3) ininfluenza della prescrizione sull’equa riparazione sotto vari profili: in proposito si precisa anzitutto che la sentenza con cui era stata dichiarata la prescrizione non era stata appellata perchè all’epoca non era consentita tale impugnazione;si osserva poi che per i reati minori erano state avanzate dal pubblico ministero due richieste contraddittorie: una di archiviazione e l’altra di rinvio a giudizio e che non era stata disposta una perizia per accertare la sussistenza dei falsi che gli erano stati contestati.

Motivi della decisione

Il ricorso è inammissibile per la manifesta infondatezza dei motivi Con riferimento al primo motivo si rileva che non v’è stata alcuna violazione del principio di diritto enunciato da questa Corte Suprema nella sentenza di annullamento.

Invero originariamente la Corte d’appello aveva escluso il diritto alla riparazione anche e soprattutto perchè per alcuni reati vi era stato il proscioglimento per prescrizione e non l’assoluzione.
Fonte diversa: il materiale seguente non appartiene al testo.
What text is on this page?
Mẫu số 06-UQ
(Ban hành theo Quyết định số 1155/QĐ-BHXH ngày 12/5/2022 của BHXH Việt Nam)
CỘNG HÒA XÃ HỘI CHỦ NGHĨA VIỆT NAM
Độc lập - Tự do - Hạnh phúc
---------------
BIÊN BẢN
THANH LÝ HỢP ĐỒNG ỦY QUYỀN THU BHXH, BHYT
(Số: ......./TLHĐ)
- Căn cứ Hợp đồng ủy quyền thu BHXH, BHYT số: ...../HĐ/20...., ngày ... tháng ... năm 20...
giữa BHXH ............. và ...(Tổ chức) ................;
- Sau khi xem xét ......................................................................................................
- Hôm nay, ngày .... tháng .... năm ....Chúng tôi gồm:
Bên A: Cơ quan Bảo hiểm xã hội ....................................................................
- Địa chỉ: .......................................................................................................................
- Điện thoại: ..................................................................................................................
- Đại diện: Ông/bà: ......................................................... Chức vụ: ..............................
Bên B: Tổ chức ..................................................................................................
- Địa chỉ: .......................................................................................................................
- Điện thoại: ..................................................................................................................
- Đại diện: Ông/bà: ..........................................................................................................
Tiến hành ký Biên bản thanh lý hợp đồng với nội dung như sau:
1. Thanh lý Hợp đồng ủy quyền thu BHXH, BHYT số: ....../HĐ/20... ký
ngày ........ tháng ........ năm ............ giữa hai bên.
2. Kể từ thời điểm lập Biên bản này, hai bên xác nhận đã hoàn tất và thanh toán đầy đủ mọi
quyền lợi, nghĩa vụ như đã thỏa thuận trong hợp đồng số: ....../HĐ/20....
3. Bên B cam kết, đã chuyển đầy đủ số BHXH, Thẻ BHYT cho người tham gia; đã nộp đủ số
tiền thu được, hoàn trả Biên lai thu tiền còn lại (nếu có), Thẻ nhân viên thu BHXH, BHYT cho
Sul punto questa Corte, accogliendo la doglianza dell’interessatola enunciato il principio che l’equa riparazione non può essere esclusa per la mera pronuncia di proscioglimento per prescrizione,ma occorreva accertare se per il reato estinto per prescrizione fosse prevista la custodia cautelare ed esaminare comunque nel merito la richiesta di riparazione.

Orbene la Corte si è attenuta a tale principio perchè ha accertato che per i reati minori ritenuti in sentenza non era prevista la custodia cautelare ed ha esaminato nel merito la domanda rigettandola per la presenza di colpa grave. Ha ravvisato la colpa grave nella plurima reiterazioni dei reati minori i quali avevano indotto gli investigatori, proprio per il numero dei reati stessi e per la loro natura,a ritenere che si fosse in presenza non di un semplice concorso di reati ma di un sodalizio criminoso costituito proprio per perpetrare tali reati. In proposito ha sottolineato che il tribunale aveva dichiarato la prescrizione dopo avere accertato la sussistenza dei reati.
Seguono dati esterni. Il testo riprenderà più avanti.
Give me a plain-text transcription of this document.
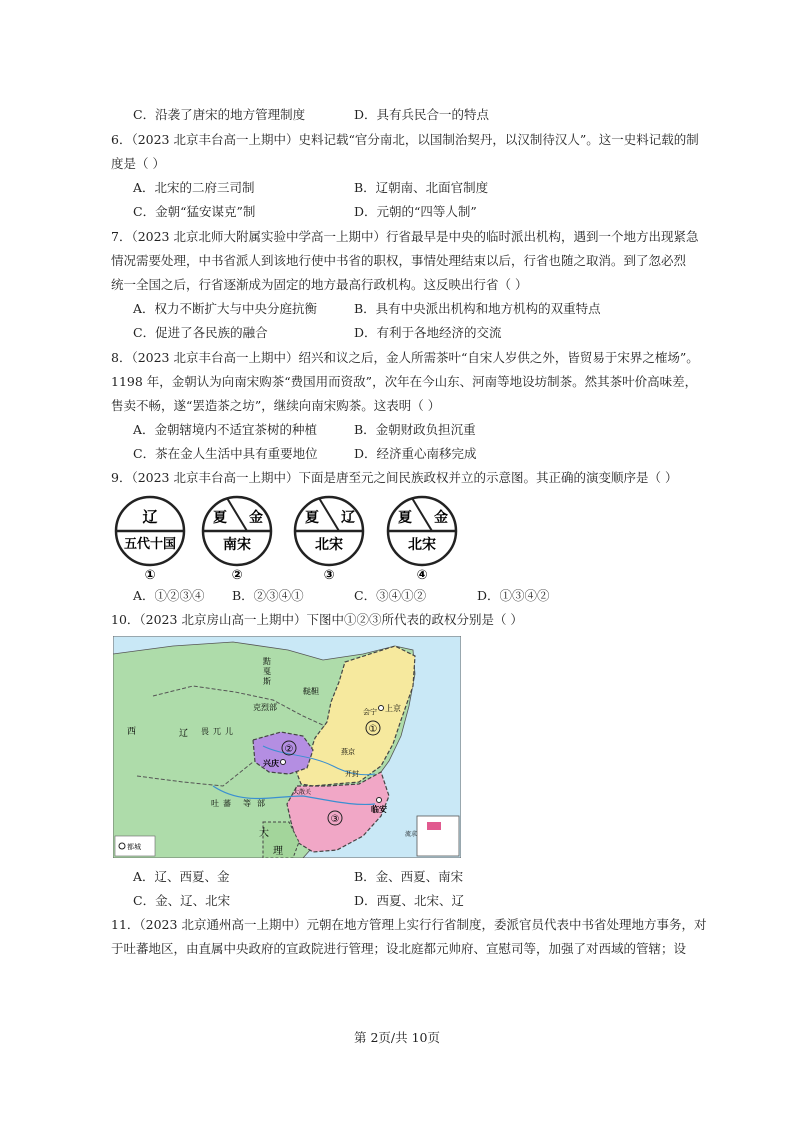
C．沿袭了唐宋的地方管理制度	D．具有兵民合一的特点
6．（2023 北京丰台高一上期中）史料记载“官分南北，以国制治契丹，以汉制待汉人”。这一史料记载的制
度是（ ）
A．北宋的二府三司制	B．辽朝南、北面官制度
C．金朝“猛安谋克”制	D．元朝的“四等人制”
7．（2023 北京北师大附属实验中学高一上期中）行省最早是中央的临时派出机构，遇到一个地方出现紧急
情况需要处理，中书省派人到该地行使中书省的职权，事情处理结束以后，行省也随之取消。到了忽必烈
统一全国之后，行省逐渐成为固定的地方最高行政机构。这反映出行省（ ）
A．权力不断扩大与中央分庭抗衡	B．具有中央派出机构和地方机构的双重特点
C．促进了各民族的融合	D．有利于各地经济的交流
8．（2023 北京丰台高一上期中）绍兴和议之后，金人所需茶叶“自宋人岁供之外，皆贸易于宋界之榷场”。
1198 年，金朝认为向南宋购茶“费国用而资敌”，次年在今山东、河南等地设坊制茶。然其茶叶价高味差，
售卖不畅，遂“罢造茶之坊”，继续向南宋购茶。这表明（ ）
A．金朝辖境内不适宜茶树的种植	B．金朝财政负担沉重
C．茶在金人生活中具有重要地位	D．经济重心南移完成
9．（2023 北京丰台高一上期中）下面是唐至元之间民族政权并立的示意图。其正确的演变顺序是（ ）
辽
五代十国
①
夏 金
南宋
②
夏 辽
北宋
③
夏 金
北宋
④
A．①②③④ B．②③④①	C．③④①②	D．①③④②
10．（2023 北京房山高一上期中）下图中①②③所代表的政权分别是（ ）
都城
黠
戛
斯
鞑靼
克烈部
西	辽 畏 兀 儿
吐 蕃 等 部
会宁 上京
燕京
兴庆
开封
大散关
临安
大
理
流求
①
②
③
A．辽、西夏、金	B．金、西夏、南宋
C．金、辽、北宋	D．西夏、北宋、辽
11．（2023 北京通州高一上期中）元朝在地方管理上实行行省制度，委派官员代表中书省处理地方事务，对
于吐蕃地区，由直属中央政府的宣政院进行管理；设北庭都元帅府、宣慰司等，加强了对西域的管辖；设
第 2页/共 10页
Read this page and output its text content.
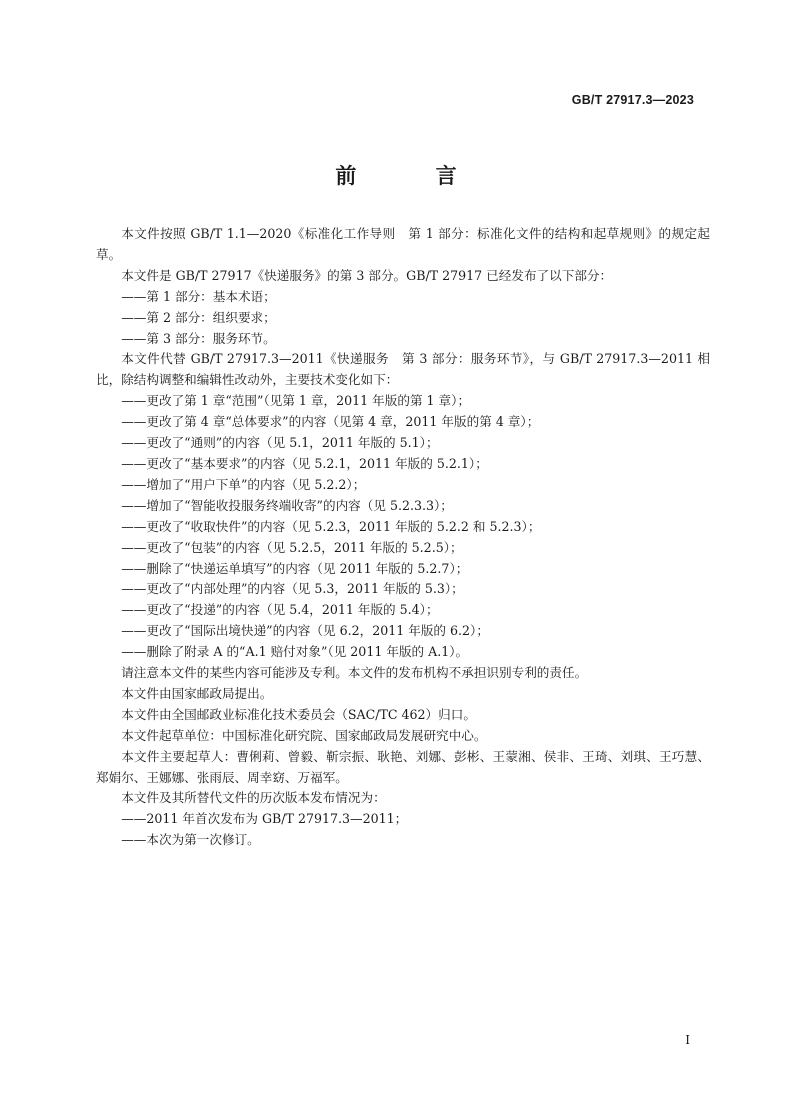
GB/T 27917.3—2023
前 言

本文件按照 GB/T 1.1—2020《标准化工作导则　第 1 部分：标准化文件的结构和起草规则》的规定起草。

本文件是 GB/T 27917《快递服务》的第 3 部分。GB/T 27917 已经发布了以下部分：

——第 1 部分：基本术语；

——第 2 部分：组织要求；

——第 3 部分：服务环节。

本文件代替 GB/T 27917.3—2011《快递服务　第 3 部分：服务环节》，与 GB/T 27917.3—2011 相比，除结构调整和编辑性改动外，主要技术变化如下：

——更改了第 1 章“范围”（见第 1 章，2011 年版的第 1 章）；

——更改了第 4 章“总体要求”的内容（见第 4 章，2011 年版的第 4 章）；

——更改了“通则”的内容（见 5.1，2011 年版的 5.1）；

——更改了“基本要求”的内容（见 5.2.1，2011 年版的 5.2.1）；

——增加了“用户下单”的内容（见 5.2.2）；

——增加了“智能收投服务终端收寄”的内容（见 5.2.3.3）；

——更改了“收取快件”的内容（见 5.2.3，2011 年版的 5.2.2 和 5.2.3）；

——更改了“包装”的内容（见 5.2.5，2011 年版的 5.2.5）；

——删除了“快递运单填写”的内容（见 2011 年版的 5.2.7）；

——更改了“内部处理”的内容（见 5.3，2011 年版的 5.3）；

——更改了“投递”的内容（见 5.4，2011 年版的 5.4）；

——更改了“国际出境快递”的内容（见 6.2，2011 年版的 6.2）；

——删除了附录 A 的“A.1 赔付对象”（见 2011 年版的 A.1）。

请注意本文件的某些内容可能涉及专利。本文件的发布机构不承担识别专利的责任。

本文件由国家邮政局提出。

本文件由全国邮政业标准化技术委员会（SAC/TC 462）归口。

本文件起草单位：中国标准化研究院、国家邮政局发展研究中心。

本文件主要起草人：曹俐莉、曾毅、靳宗振、耿艳、刘娜、彭彬、王蒙湘、侯非、王琦、刘琪、王巧慧、郑娟尔、王娜娜、张雨辰、周幸窈、万福军。

本文件及其所替代文件的历次版本发布情况为：

——2011 年首次发布为 GB/T 27917.3—2011；

——本次为第一次修订。

I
Tale ragionamento non presenta alcuna contraddizione. Premesso che una medesima situazione di fatto, esaminata sotto profili diversi ed in base ad ordinamenti diversi, può generare effetti diversi:assoluzione nel processo penale e disconoscimento del diritto all’indennizzo in quello civile, si osserva che ciò che distingue l’associazione criminosa dal concorso di persone nel reato consiste nel fatto che nella prima il vincolo permane anche oltre la realizzazione del delitto scopo ed a prescindere da esso e che uno degli elementi dai quali si può desumere l’esistenza del vincolo associativo può essere costituito proprio dalla plurima realizzazione di reati da parte delle medesime persone. Coloro che compiono in concorso tra loro plurimi reati hanno la consapevolezza che la reiterazione dei fatti potrebbe essere interpretata come prova della sussistenza del sodalizio criminoso ed accettano il rischio. Il fatto che nella fattispecie la reiterazione dei reati sia stata ritenuta elemento insufficiente a sostenere la sussistenza di un sodalizio criminoso, non significa anche mancanza di colpa da parte di colui il quale, in concorso con altri, ha sistematicamente reiterato il medesimo reato, giacchè con tale comportamento l’autore di tale reato ha ingenerato negli investigatori il convincimento della sussistenza del sodalizio criminoso, proprio perchè uno degli elementi dai quali si può desumere la sussistenza di tale sodalizio è costituito proprio dalla sistematica reiterazione da parte delle medesime persone dello stesso reato.

Manifestamente infondato è anche il secondo motivo perchè la Corte non ha ritenuto legittima l’adozione della misura cautelare, ma ha solo sottolineato che il D.S. con il suo comportamento aveva contribuito per la ragione innanzi indicata all’adozione di tale misura. Ha inoltre precisato che la misura di prevenzione della sorveglianza speciale era stata inflitta anche per fatti diversi da quelli oggetto del procedimento penale in esame.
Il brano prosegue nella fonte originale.